A group of about 20 people took a short tour to the Mendenhall Glacier Tuesday morning. The tour was considerably different than most: The tour bus — not the glacier — was the center of attention.
It was the first glacier tour ever to be run on an electric bus, and it was the first electric bus ever to drive on Juneau roads.
“We live here, and we see how the glacier is changing due to climate change, so we felt a responsibility to do this,” said Dennis McDonnell, president of Alaska Coach Tours, speaking to the passengers who were invited on the ride.
McDonnell spent about $4,000 to get the 45-foot long coach bus from Seattle to Juneau for a test drive. The bus belongs to BYD Auto Co., Ltd., a Chinese battery company that has recently started building electric cars and buses. The bus typically only tours the continental U.S. as a marketing tool for the company.
“Spending $4,000 is a small price to pay to help foster a change here,” McDonnell said.
The Mendenhall Glacier is Juneau’s most popular tourist attraction; it sees some 450,000 visitors annually, according to the U.S. Forest Service. In the summertime, most of the tourists off the cruise ships take a tour bus to get there. It takes approximately 20-30 minues to get there from downtown and back.
During the smooth, quiet ride through the Mendenhall Valley, McDonnell emphasized the need for collaboration between tour companies and the City and Borough of Juneau to bring an electric bus to Juneau permanently.
“By working together, not thinking competitively, with the city of Juneau and other tour companies, we want to find a way to make it financially feasible to have electric buses. We need to find like-minded businesses that can work together to facilitate the cost,” he said to the 20 people aboard the bus. Some of the guests were other tour company owners, city leaders and elected state government officials, such as Rep. Sam Kito, D-Juneau.

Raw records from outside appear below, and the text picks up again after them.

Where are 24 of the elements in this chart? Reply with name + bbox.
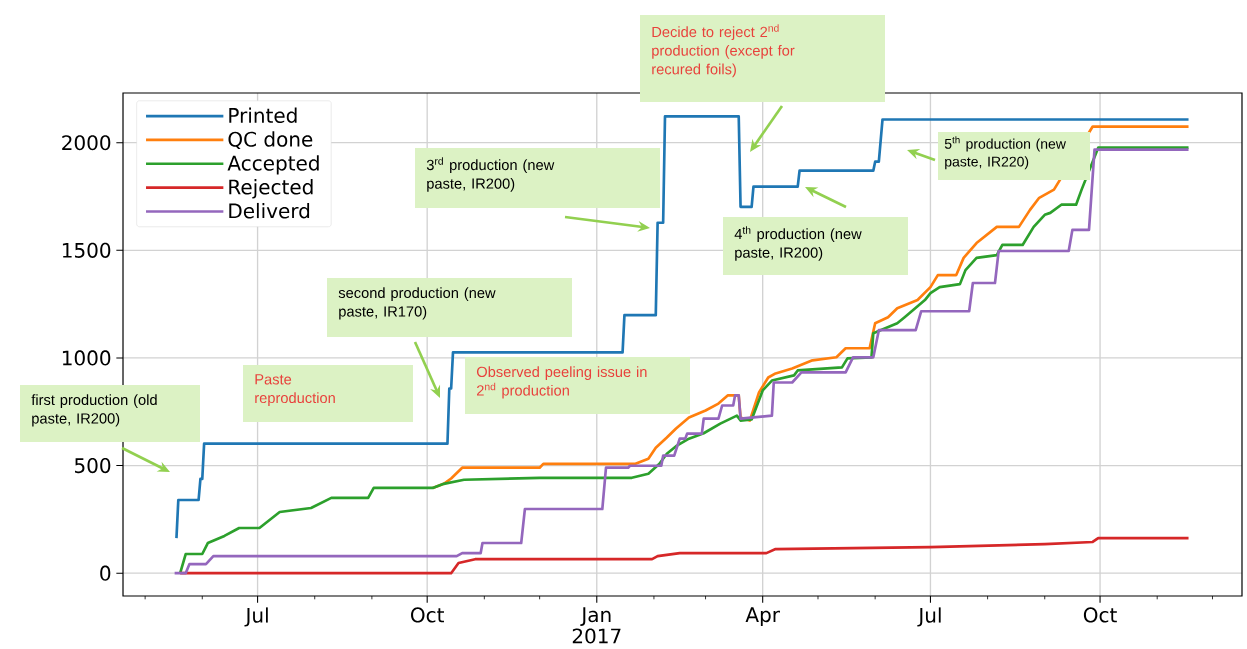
x-tick-label: Apr [745,607,780,627]
legend-label: Printed [229,107,297,123]
x-tick-label: Jul [244,607,268,627]
legend-label: Accepted [227,155,319,175]
annotation: 3$^{rd}$ production (new paste, IR200) [426,157,555,192]
legend-label: Rejected [229,179,313,199]
y-tick-label: 1000 [62,350,111,366]
annotation: Observed peeling issue in 2$^{nd}$ production [476,366,647,399]
annotation: Paste reproduction [255,374,335,406]
y-tick-label: 1500 [62,242,111,258]
x-tick-label: Oct [1083,607,1117,623]
y-tick-label: 2000 [62,135,111,151]
y-tick-label: 500 [75,457,111,474]
legend-label: Deliverd [229,202,310,219]
annotation: first production (old paste, IR200) [31,394,157,427]
annotation: 4$^{th}$ production (new paste, IR200) [734,226,862,261]
text: Decide to reject 2$^{nd}$ production (except for recured foils) [652,24,795,78]
y-tick-label: 0 [100,565,111,581]
annotation: second production (new paste, IR170) [338,287,496,320]
x-tick-label: Oct [411,607,444,623]
annotation: 5$^{th}$ production (new paste, IR220) [944,136,1066,170]
x-tick-label: Jan 2017 [572,607,621,644]
x-tick-label: Jul [917,607,941,627]
legend-label: QC done [228,131,313,150]
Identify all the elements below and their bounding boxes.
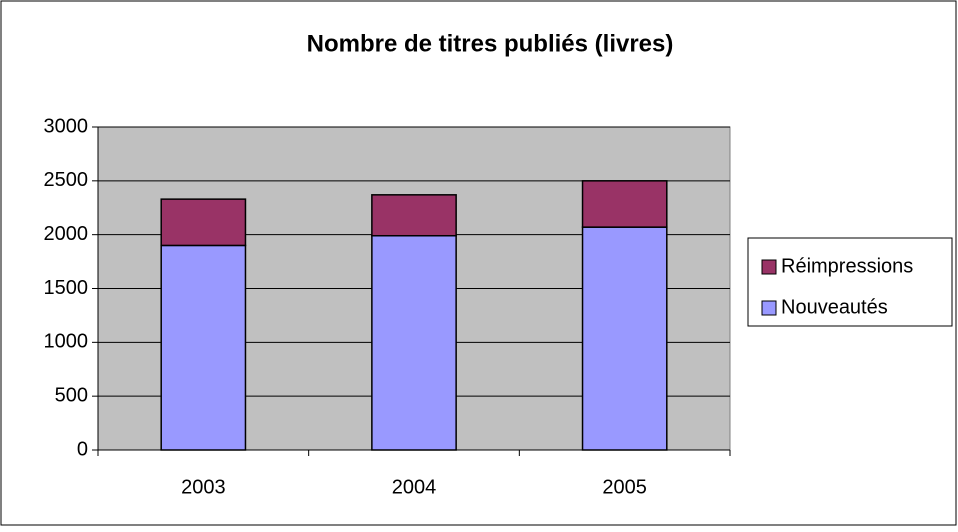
y-tick-label: 2000 — [44, 223, 89, 245]
y-tick-label: 500 — [55, 384, 88, 406]
bar-segment — [581, 226, 668, 451]
legend-box — [747, 237, 953, 327]
legend-label: Réimpressions — [781, 255, 913, 277]
x-tick-label: 2003 — [181, 476, 226, 498]
bar-segment — [371, 194, 457, 237]
y-tick-label: 1000 — [44, 331, 89, 353]
y-tick-label: 1500 — [44, 277, 89, 299]
chart-title: Nombre de titres publiés (livres) — [307, 30, 674, 57]
bar-segment — [160, 198, 247, 247]
y-tick-label: 2500 — [44, 169, 89, 191]
y-tick-label: 0 — [77, 438, 88, 460]
bar-segment — [581, 180, 668, 228]
legend-swatch — [761, 259, 777, 275]
x-tick-label: 2005 — [602, 476, 647, 498]
legend-swatch — [761, 300, 777, 316]
x-tick-label: 2004 — [392, 476, 437, 498]
bar-segment — [371, 234, 457, 451]
legend-label: Nouveautés — [781, 296, 888, 318]
y-tick-label: 3000 — [44, 115, 89, 137]
bar-segment — [160, 244, 247, 451]
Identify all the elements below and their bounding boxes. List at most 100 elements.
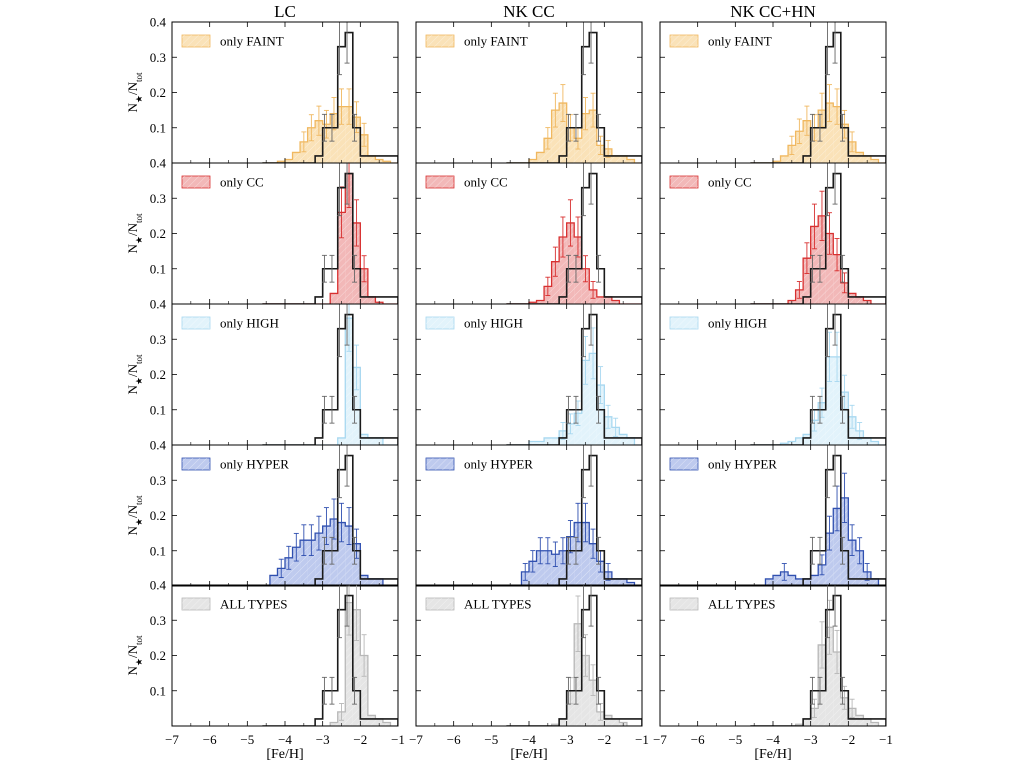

The cost of an electric bus is high — really high. The bus in which everybody rode to the glacier costs $750,000.
According to BYD Sales Manager Justin Scalzi, that’s as cheap as they come. Other buses, comparable in size to many of those used by many of Juneau’s tour companies, cost about $850,000, he said.
Scalzi rode on the tour Tuesday. On the same day, he pitched the idea of the bus to the Juneau Economic Development Council. He did so two months ago, too.
$750,000 is far more than the average amount local tour companies, such as Alaska Coach Tours, typically spend on buses. McDonnell said they usually buy buses used for $30,000 to $50,000.
But he isn’t letting the high cost deter his efforts of making the tourism industry in Juneau more envionmentally friendly. He suggested setting up a rotation schedule or some other means of sharing the bus that tour companies, such as Gastineau Guiding and Allen Marine, could use if they decided to share the cost of an electric bus.
That idea resonated with Assembly member Kate Troll and Juneau Hydropower Managing Director Duff Mitchell, both whom were a part of Tuesday’s tour. After the tour, Troll and Mitchell both pitched a park-and-ride idea, which would enable the city to potentially help shoulder the cost.
“These buses are representative of a well-entrenched community value,” Mitchell said. “Now it’s just a matter of sitting down with people and working it out.”
Troll suggested that in the off-season when the tourists are gone, the city could loan the bus from the tour companies and use it in a park-and-ride program, which the city is already looking into, she said. It could transport people from a parking lot, such as the Mendenhall Mall, to downtown.
Although she doesn’t think the city has enough money in its coffers to help with the initial purchase of an electric tour bus, Troll said she is excited by the idea. For a number of years, she worked as a tour guide.
She said that she would lead tours to the glacier and tell tourists about how much it was receding only to load them onto a “diesel-burning bus” shortly thereafter.
“The irony never quite escaped me,” she said. “This finally connects the glacier, which is a symbol of climate change, with the solution.”
The bus will run two more tours, that are open to the public, today. Tickets cost $25 each, and the proceeds will go to Adventure Green, a tourism sustainability program. The first tour will depart from Centennial Hall at 2:45 p.m. The second will depart an hour later.